Both sides have their pros and cons and the diehards for each side will continue to tout their way as the best.

For the most part, I shoot in the jpg format, but I have just had an experience that I think may have me changing my ways - but only on some photos.

When shooting jpg in the camera, the software in the camera compresses the file of the image, making it readable by most computer programs. It is considered the universal standard for photos.

When shooting raw, the file is saved without any compression. They are huge files, but they contain every exact pixel of info - no guessing going on with the raw format.

But every camera has a different way of processing raw files, and only one kind of software, designed just for it, can handle it most of the time. And when the firmware in the camera gets updated, it may need new software to process it. This makes old raw files obselete real quick.
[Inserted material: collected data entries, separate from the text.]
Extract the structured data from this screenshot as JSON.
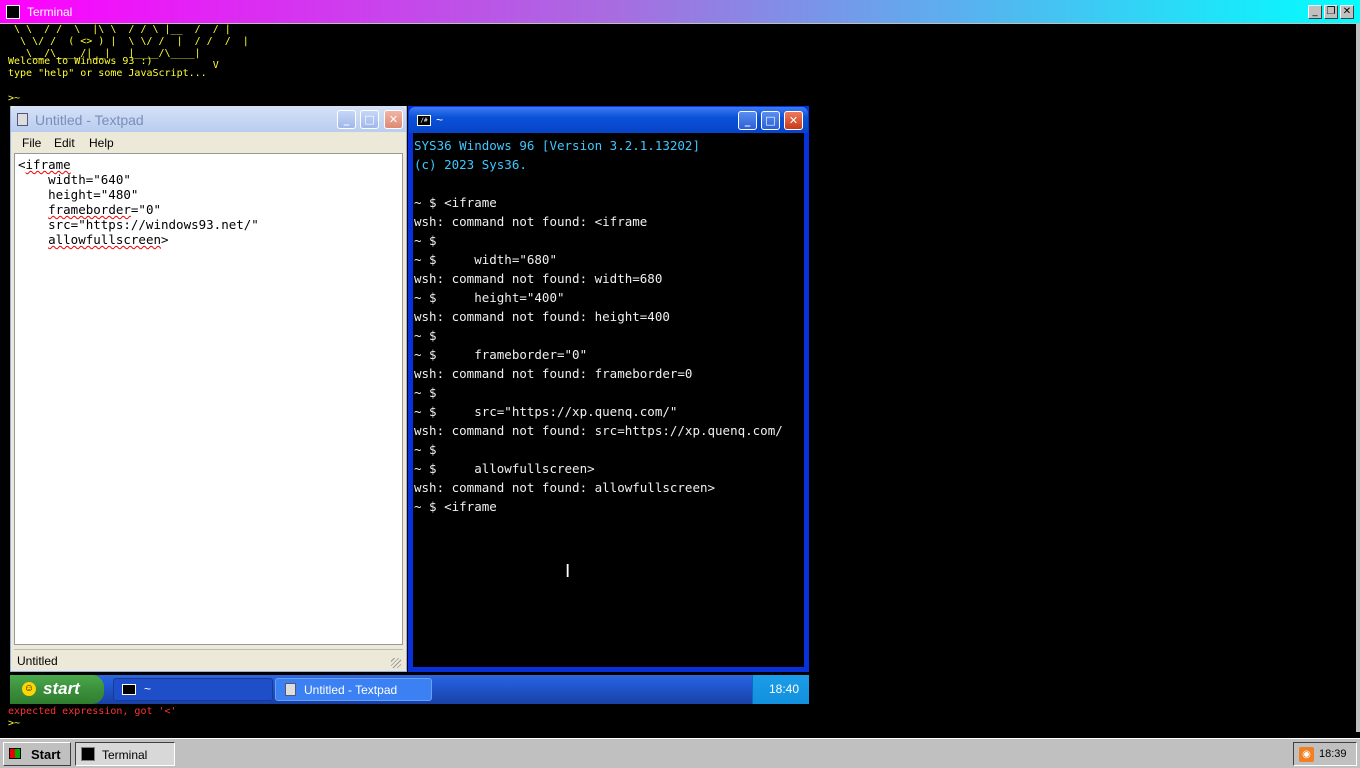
{
  "outer_window": {
    "title": "Terminal",
    "ascii_art": " \\ \\  / /  \\  |\\ \\  / / \\ |__  /  / |\n  \\ \\/ /  ( <> ) |  \\ \\/ /  |  / /  /  |\n   \\__/\\____/|__|   |____/\\____|\n                                  V",
    "welcome_text": "Welcome to Windows 93 :)\ntype \"help\" or some JavaScript...",
    "prompt": ">~",
    "error_text": "expected expression, got '<'",
    "prompt2": ">~"
  },
  "outer_taskbar": {
    "start_label": "Start",
    "task_terminal": "Terminal",
    "clock": "18:39"
  },
  "textpad": {
    "title": "Untitled - Textpad",
    "menu": [
      "File",
      "Edit",
      "Help"
    ],
    "content": {
      "l1_a": "<",
      "l1_b": "iframe",
      "l2_a": "    width=\"640\"",
      "l3_a": "    height=\"480\"",
      "l4_a": "    ",
      "l4_b": "frameborder",
      "l4_c": "=\"0\"",
      "l5_a": "    src=\"https://windows93.net/\"",
      "l6_a": "    ",
      "l6_b": "allowfullscreen",
      "l6_c": ">"
    },
    "status": "Untitled"
  },
  "terminal": {
    "title": "~",
    "lines": [
      "SYS36 Windows 96 [Version 3.2.1.13202]",
      "(c) 2023 Sys36.",
      "",
      "~ $ <iframe",
      "wsh: command not found: <iframe",
      "~ $",
      "~ $     width=\"680\"",
      "wsh: command not found: width=680",
      "~ $     height=\"400\"",
      "wsh: command not found: height=400",
      "~ $",
      "~ $     frameborder=\"0\"",
      "wsh: command not found: frameborder=0",
      "~ $",
      "~ $     src=\"https://xp.quenq.com/\"",
      "wsh: command not found: src=https://xp.quenq.com/",
      "~ $",
      "~ $     allowfullscreen>",
      "wsh: command not found: allowfullscreen>",
      "~ $ <iframe"
    ]
  },
  "xp_taskbar": {
    "start_label": "start",
    "task_terminal": "~",
    "task_textpad": "Untitled - Textpad",
    "clock": "18:40"
  },
  "colors": {
    "terminal_cyan": "#3ec8ff",
    "xp_blue": "#0831d9",
    "outer_yellow": "#ffff33",
    "error_red": "#ff3333"
  }
}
A memory card will fill up extremely fast when shooting raw, and the processing of it takes longer too. If you are photoing action you need to wait for the camera to process the file before shooting the next frame.

Jpgs (also known as jpegs) allow you to fit more images on a memory card, and I have never had to wait for my camera to process them - it saves really quickly to the card.

Both types of files can be tweaked, but the raw ones need an extra step in the processing routine in order to make them tweakable in a program like photoshop. This is another program which just increases the processing time.

So, why would one want to shoot RAW when it makes more sense to shoot JPG?

I have been submitting images to a new stock agency, and they require the submitted file to be 48MB in size.

My jpg files are, on average, 28MB in size. This means I need to interpolate, or enlarge my file in order for it to even be considered for this agency.

When interpolating a compressed image, the program looks at the pixels and does its best to fill in the blank spaces to give this file 48MB of info. Since a jpg is compressed with a lot of guesswork to begin with, it is just more guessing which leads to artifacts and poor resolution when viewed at 100% in photoshop.

By using a RAW file, all of the info is there to interpolate with, not as much guessing going on as with the JPG. A cleaner and sharper image should be the result by interpolating a raw file as opposed to a jpg file.

Since I will only be sending certain images to this agency, I will shoot only the ones for them as RAW and will continue with JPG for all my other images.

But if one can afford the 24 megapixel DSLR, then none of this really matters - the JPGs will be just as gorgeous as the RAWs since the files will be so big to begin with.

It's always a numbers game!












11 comments:

  1. Thanks so much for explaining the RAW vs JPEG so clearly. I've tried shooting in RAW, but I admit, I'm too impatient--with the time both in and out of the camera. But the case is well made for the when and why a RAW file is a better choice! I love your raw batter....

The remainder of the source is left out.